Console errors have stopped

Long shot but...i was wondering if anyone else has experienced this....

The app i've been building stopped reporting errors to the console (and growl) while i'm developing. So now i'm coding blindly which is slowing me down a lot :(

I can't really say anymore... (cos i can't post any errors here) so i appreciate this will probably turn into a dead thread quickly.

perhaps someone knows of a log file or something that may have the errors stored...

One thought...and again this is a long shot:
If one of my required files doesn't contain the package seeall statement - does that run on a separate thread to the rest of the app? (in terms of console output)

Thanks
Mike

Hey there,

Firstly - this is NOT my area so I cannot provide a solution, but clearly it's a big problem for you; I'd be tearing my hair out!

Are you able to file a bug report, please?

Peach

I am having the same issue -- exceptions are being swallowed. Basically having to use print statements to see where the code stopped working. And I am tearing my hair out. :)

Mac?

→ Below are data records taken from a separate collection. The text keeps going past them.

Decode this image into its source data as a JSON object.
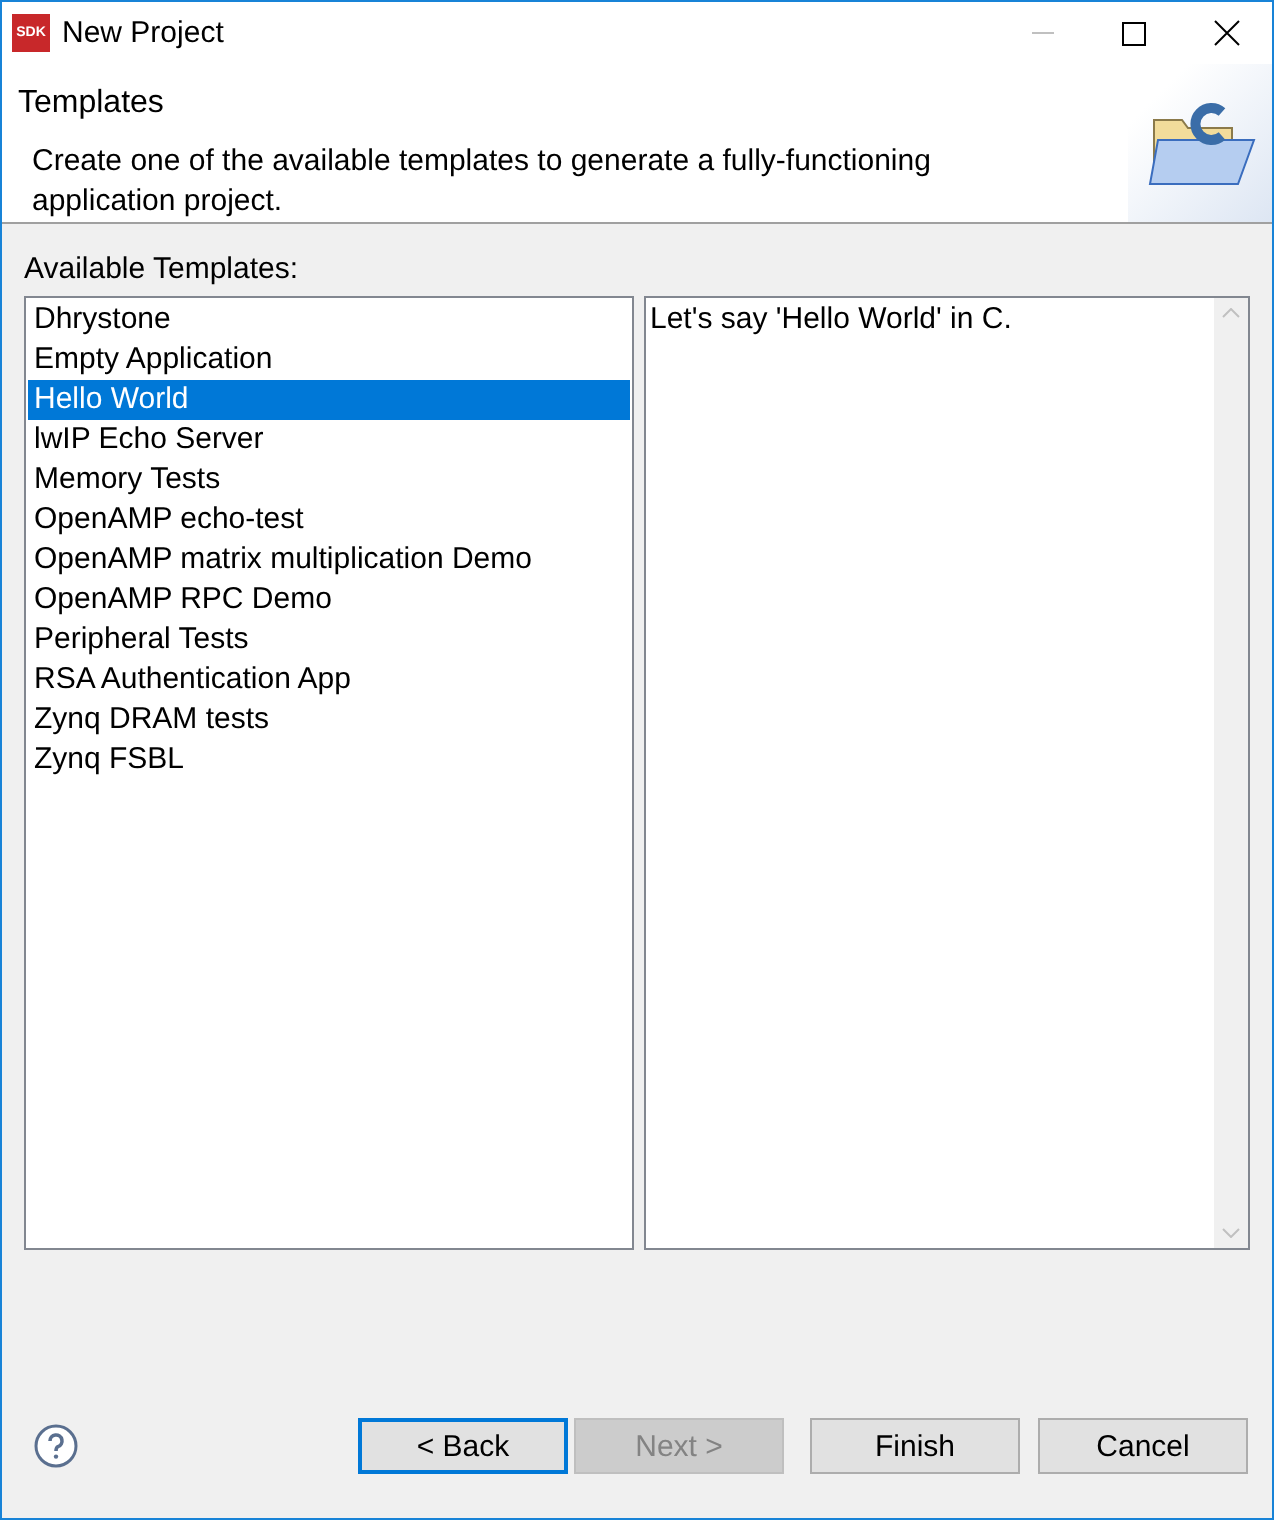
{
  "window": {
    "title": "New Project",
    "app_badge": "SDK"
  },
  "header": {
    "title": "Templates",
    "description": "Create one of the available templates to generate a fully-functioning application project."
  },
  "templates": {
    "label": "Available Templates:",
    "items": [
      {
        "label": "Dhrystone",
        "selected": false
      },
      {
        "label": "Empty Application",
        "selected": false
      },
      {
        "label": "Hello World",
        "selected": true
      },
      {
        "label": "lwIP Echo Server",
        "selected": false
      },
      {
        "label": "Memory Tests",
        "selected": false
      },
      {
        "label": "OpenAMP echo-test",
        "selected": false
      },
      {
        "label": "OpenAMP matrix multiplication Demo",
        "selected": false
      },
      {
        "label": "OpenAMP RPC Demo",
        "selected": false
      },
      {
        "label": "Peripheral Tests",
        "selected": false
      },
      {
        "label": "RSA Authentication App",
        "selected": false
      },
      {
        "label": "Zynq DRAM tests",
        "selected": false
      },
      {
        "label": "Zynq FSBL",
        "selected": false
      }
    ]
  },
  "description_panel": {
    "text": "Let's say 'Hello World' in C."
  },
  "buttons": [
    {
      "label": "< Back",
      "disabled": false,
      "focused": true
    },
    {
      "label": "Next >",
      "disabled": true,
      "focused": false
    },
    {
      "label": "Finish",
      "disabled": false,
      "focused": false
    },
    {
      "label": "Cancel",
      "disabled": false,
      "focused": false
    }
  ]
}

Windows?

What build?

Any steps to reproduce?

C

Thanks for getting back to us...
We have a main.lua which loads in a framework/page management class...

local framework = require('f_main')

But in f_main.lua we DON'T have a package seeall statement.
If we add the seeall statement we regain our errors (but unfortunately the rest of the project breaks :( )

Then, from f_main we do
local theGame = require('g_main') (which DOES have the seeall statement)

If we then put a random error in the game file, we get no errors reported.

Corona Simulator: 2011.484 (2001.4.12)
Mac OSX 10.6.7

Hope I've been clear enough :|
Thanks for your time.
Mike

local framework = require('f_main')

But in f_main.lua we DON'T have a package seeall statement.
If we add the seeall statement we regain our errors (but unfortunately the
rest of the project breaks :( )

--> why does it break? there is something you are doing that is beaking it. require needs seeall...

c

If you layer module references a few levels deep then yes you can hide errors in the console. I used to do this to get round compile errors, it never fixed the problem but at least the error was swept away :)

Creating a group and inserting something then you insert all that in another group with a nested function call from another module (with an error) should work but will not show the error and may crash :)

I've only skimmed this post, but my initial guess is that stdout (io module) is out of scope....you should not have to use package.seeall in straight Lua, but Carlos knows the inner workings of Corona much better than I and if he says it's required, I would listen. You can try overloading the built in function:

io.output

with your own function and then make sure io.output is visible (ie "io" module is referenced by a local var) inside of your private module

actually, if io is visible, you should not have to overload but this gives you the chance to intercept stdout....

let us know if this works

Hmmm,

I had in similar issue for a while. It turns out it was because I had the following line in my code:

1
debug=system.getInfo("environment")=="simulator" 

personalnadir.... you are a star!!!
That was exactly the problem. We can now see the errors reporting.
Thanks so much!
Mike

No problem! Glad to be a help.

I was caught out by that for 2 months I think.